Fig. 11. Co-culture of dsRNA and Rhizoctonia solani. H2O and RsCAT-dsRNA were evenly spread on the PDA plate, and then inoculated with Rhizoctonia solani and cultured for 5 days. (A) Colony morphology. (B) Colony diameter. (C) Changes in mycelium weight. (D) Expression level of RsCAT gene. The error bars in the Fig. are mean ± s.d., according to t-test, asterisks represent significant differences, ****, P < 0.0001, n.s represent no significant differences, P > 0.05. — Fig. 11. Co-culture of dsRNA and Rhizoctonia solani. H2O and RsCAT-dsRNA were evenly spread on the PDA plate, and then inoculated with Rhizoctonia solani and cultured for 5 days. (A) Colony morphology. (B) Colony diameter. © Changes in mycelium weight. (D) Expression level of RsCAT gene. The error bars in the Fig. are mean ± s.d., according to t-test, asterisks represent significant differences, ****, P < 0.0001, n.s represent no significant differences, P > 0.05.

Tobacco Cultivation

Instead of maize, we cultured some tobacco due to its high survival rate, universality in experiments, and conivience in staining comparing to corn.

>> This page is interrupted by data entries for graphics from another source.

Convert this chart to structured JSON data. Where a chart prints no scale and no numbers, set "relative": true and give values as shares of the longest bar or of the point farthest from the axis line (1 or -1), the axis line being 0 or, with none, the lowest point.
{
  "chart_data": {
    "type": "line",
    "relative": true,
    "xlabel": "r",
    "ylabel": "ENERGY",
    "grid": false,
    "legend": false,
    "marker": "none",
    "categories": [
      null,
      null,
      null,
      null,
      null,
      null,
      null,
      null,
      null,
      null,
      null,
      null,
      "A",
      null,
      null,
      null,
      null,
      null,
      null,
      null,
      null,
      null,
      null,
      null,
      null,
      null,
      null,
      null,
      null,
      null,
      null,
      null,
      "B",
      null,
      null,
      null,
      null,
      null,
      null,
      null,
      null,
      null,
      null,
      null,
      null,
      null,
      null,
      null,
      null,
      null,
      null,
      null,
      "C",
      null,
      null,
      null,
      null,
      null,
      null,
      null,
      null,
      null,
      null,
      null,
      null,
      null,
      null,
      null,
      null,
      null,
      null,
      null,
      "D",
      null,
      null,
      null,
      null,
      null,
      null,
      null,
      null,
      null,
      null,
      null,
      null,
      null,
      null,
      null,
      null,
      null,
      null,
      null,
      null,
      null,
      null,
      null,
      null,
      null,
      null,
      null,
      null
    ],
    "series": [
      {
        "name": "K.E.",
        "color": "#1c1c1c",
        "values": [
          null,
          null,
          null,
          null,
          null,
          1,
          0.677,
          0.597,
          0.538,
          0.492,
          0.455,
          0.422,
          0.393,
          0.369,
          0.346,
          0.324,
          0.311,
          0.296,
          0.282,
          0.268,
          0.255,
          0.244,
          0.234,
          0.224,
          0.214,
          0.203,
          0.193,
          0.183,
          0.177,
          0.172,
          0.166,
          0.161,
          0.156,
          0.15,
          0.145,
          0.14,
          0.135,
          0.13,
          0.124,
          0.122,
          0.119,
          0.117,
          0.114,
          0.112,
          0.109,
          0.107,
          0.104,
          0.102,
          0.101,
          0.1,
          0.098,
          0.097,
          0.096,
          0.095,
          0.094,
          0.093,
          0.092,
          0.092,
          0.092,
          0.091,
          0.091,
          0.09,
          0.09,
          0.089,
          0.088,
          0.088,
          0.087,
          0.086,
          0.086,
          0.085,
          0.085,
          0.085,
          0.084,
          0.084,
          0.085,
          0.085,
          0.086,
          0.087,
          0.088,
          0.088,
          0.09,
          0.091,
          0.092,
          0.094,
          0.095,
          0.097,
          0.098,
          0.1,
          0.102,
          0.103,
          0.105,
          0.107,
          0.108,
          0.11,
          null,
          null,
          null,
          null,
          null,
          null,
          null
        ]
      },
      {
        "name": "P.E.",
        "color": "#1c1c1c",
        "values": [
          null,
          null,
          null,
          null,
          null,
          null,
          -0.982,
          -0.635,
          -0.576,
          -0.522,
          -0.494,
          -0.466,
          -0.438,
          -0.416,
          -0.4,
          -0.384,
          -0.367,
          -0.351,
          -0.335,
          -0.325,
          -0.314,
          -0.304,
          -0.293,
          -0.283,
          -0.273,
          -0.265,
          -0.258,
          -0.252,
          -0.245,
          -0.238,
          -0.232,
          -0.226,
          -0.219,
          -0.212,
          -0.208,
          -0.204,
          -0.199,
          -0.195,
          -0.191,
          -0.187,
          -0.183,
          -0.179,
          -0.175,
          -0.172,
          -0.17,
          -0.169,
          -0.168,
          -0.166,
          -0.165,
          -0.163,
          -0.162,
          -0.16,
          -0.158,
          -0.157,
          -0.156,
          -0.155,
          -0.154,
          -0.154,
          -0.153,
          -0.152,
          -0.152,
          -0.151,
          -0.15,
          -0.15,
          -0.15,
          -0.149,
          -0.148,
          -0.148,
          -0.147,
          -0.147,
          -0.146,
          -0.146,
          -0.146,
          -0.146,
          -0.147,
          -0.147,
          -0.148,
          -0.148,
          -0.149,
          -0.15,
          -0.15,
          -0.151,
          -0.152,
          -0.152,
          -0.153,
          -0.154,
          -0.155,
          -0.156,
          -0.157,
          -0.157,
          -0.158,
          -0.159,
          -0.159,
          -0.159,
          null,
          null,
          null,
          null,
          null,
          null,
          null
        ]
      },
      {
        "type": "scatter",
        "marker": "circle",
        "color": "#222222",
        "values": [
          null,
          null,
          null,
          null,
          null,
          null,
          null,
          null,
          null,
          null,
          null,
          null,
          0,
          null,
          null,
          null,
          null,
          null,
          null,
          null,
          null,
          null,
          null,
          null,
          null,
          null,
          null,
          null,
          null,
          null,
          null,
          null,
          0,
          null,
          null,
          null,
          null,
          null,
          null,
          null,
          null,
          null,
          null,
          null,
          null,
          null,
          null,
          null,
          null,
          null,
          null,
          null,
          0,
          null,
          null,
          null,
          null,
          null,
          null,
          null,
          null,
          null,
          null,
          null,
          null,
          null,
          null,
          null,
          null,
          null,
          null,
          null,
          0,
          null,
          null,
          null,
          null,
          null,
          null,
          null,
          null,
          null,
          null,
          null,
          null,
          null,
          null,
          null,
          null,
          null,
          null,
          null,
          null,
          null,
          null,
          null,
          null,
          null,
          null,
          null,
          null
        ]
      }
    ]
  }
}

Although our product is mainly sprayed on corn, but tobacco leaves could be a suitable substitute in our experiments. We sowed tobacco seeds into the pot, as soon as they developed into the seedlings (Fig. 12A), we separated them into multi-pots. In later time, they developed into adult plants (Fig. 12B). Tobacco shares some similarity with maize, broader leaves of tobacco facilitate the process of observing distinctions on staining leaves, thus we utilized this advantage to simplify DAB staining experiment.

DAB Staining of Tobacco

To validate if catalase expressed by RsCAT is able to obliterate ROS accumulated during fungal invasion to assist fungal infection. Spray 50 ng/μL RsCAT-dsRNA on the tobacco leaves, inoculate Rhizoctonia solani after 24 hours. Fetch the leaves after 17 hours, immerse the leaves in DAB solution in 23 hours, observe the brown stains after the chlorophyll is totally taken off (Fig. 13). The results showed that dsRNA enhanced the accumulation of ROS induced by fungi in plants.

Maize Cultivation

In order to test our product, we should definitely culture some corn. Firstly, we were trying to pre-germinate seeds in petri dish, covered the base with humid tissue (Fig. 14A). In two days, maize seeds started to germinate (Fig. 14B), in later three days, the seeds continued to develop their sprouts (Fig. 14C), that time, it’s ready to transplant the seedlings into a flowerpot.

As the maize was being transplanted into the flowerpot, we left it in an area, waiting for it to grow its leaves. Nine days later, our maize has grown their leaves healthily and successfully (Fig. 14D).

It was able to innoculate fungi or carry out other experiments.

Validation of Functions in Prevention and Treatment of Sheath Blight in Maize

In order to test if our product will effectively influence the infection of sheath blight in maize. Two leaves were inoculated with Rhizoctonia solani, and one leaf was sprayed by pure water, the another was sprayed with RsCAT-dsRNA (Fig. 15).

Fig. 15. Functional verification of RsCAT-dsRNA in preventing and controlling corn sheath blight. First, RsCAT-dsRNA was evenly sprayed on corn leaves, and Rhizoctonia solani was inoculated 24 hours later. The phenotype of the leaves was observed 5 days post infection(dpi).

The leaf sprayed with pure water was dominately infected five days later, the whole leaf was wilt and yellowing. Meanwhile, the sample sprayed by dsRNA was remian at a healthy state, no dominant infected features. The results showed that spraying dsRNA could help corn resist Rhizoctonia solani.